God’s Waiting Room, Definition Of Enough And Lessons

What do you do when you ask for something very specific, and you get precisely what you ask for, but then at the same time are offered something else, something shiny and more?

Rob and I have always said we just want “enough.” Enough to pay our bills, take care of the kids and some money left over to have some fun. On our quest for a new job and new adventures, Rob and I were offered two jobs and were waiting to hear about a third. Out of the two that were offered, one job was slightly less than “enough,” but good enough.   The other one was exactly what we asked for in the realm of “enough,” and I do mean EXACTLY. The third, we are still waiting to hear from but are on our fourth interview, so the outlook is promising.
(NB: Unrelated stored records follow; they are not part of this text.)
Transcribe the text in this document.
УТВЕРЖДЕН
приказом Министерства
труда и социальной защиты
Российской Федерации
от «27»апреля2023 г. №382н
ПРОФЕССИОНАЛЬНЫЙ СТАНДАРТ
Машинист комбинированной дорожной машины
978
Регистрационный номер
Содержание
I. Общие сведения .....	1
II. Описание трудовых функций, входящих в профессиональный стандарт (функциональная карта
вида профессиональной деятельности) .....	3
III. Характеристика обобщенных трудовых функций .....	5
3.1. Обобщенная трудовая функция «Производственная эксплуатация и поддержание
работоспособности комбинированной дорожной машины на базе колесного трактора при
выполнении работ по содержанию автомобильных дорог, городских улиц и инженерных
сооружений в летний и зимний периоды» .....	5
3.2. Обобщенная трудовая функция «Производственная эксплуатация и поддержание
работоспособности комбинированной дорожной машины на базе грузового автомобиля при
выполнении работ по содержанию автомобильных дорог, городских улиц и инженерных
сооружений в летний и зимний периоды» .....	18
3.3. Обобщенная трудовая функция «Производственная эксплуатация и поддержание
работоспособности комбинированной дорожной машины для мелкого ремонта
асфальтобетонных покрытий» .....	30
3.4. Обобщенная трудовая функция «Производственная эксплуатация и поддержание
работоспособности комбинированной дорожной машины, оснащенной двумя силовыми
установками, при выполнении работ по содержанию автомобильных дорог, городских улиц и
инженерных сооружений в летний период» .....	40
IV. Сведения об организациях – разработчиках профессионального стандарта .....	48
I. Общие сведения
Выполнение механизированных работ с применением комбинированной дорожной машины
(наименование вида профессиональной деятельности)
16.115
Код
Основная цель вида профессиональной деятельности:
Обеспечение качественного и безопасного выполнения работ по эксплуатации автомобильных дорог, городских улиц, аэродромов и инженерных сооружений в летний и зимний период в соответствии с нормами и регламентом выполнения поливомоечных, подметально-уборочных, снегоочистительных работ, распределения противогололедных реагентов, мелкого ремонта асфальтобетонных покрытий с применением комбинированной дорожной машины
This third job is shiny, glitzy and more than “enough,” DOUBLE in fact.

The question is, do you take the job that is exactly what you ask for and not get distracted by the shiny or do you go after the shiny and hope you haven’t made a mistake. How do you know when enough is enough? My mother was visiting us for a few days this week and said: “you are in the Lord’s waiting room.”   All I know is I’m in somebody’s waiting room, and I’m not happy about it.   It makes me think about things like the definition of “enough” and gifts and higher powers giving you exactly what you ask for and how not to be greedy, and it all makes my head hurt.


On a side note, I did learn some things during my month of being a bartender I thought I’d pass on. I don’t think you need to learn significant life-changing things from experiences; sometimes it’s just something small. So here’s what I learned from my month of bartending: 1. Never EVER get drunk in public again, bartenders are mocking you and pushing more drinks for a bigger tip. 2. When you’re drunk in public, you are annoying; people are laughing at you, not with you. 3. Be nice to anyone who serves you, they are working hard for that tip, and you’re an exhausting person. Mostly like you’re exhaustion sober, so imagine the drunk version of you. 4. You are not my only customer, look around, I’m pouring drinks for 30 other annoying people just like you, don’t waste my time complaining about the price of your Jack Daniels. 5. Don’t expect a $1,000 bottle of wine at a hotel bar. We are the Walmart of bars; we are not some swanky, hipster bar so just order a beer already so I can move on to the next person.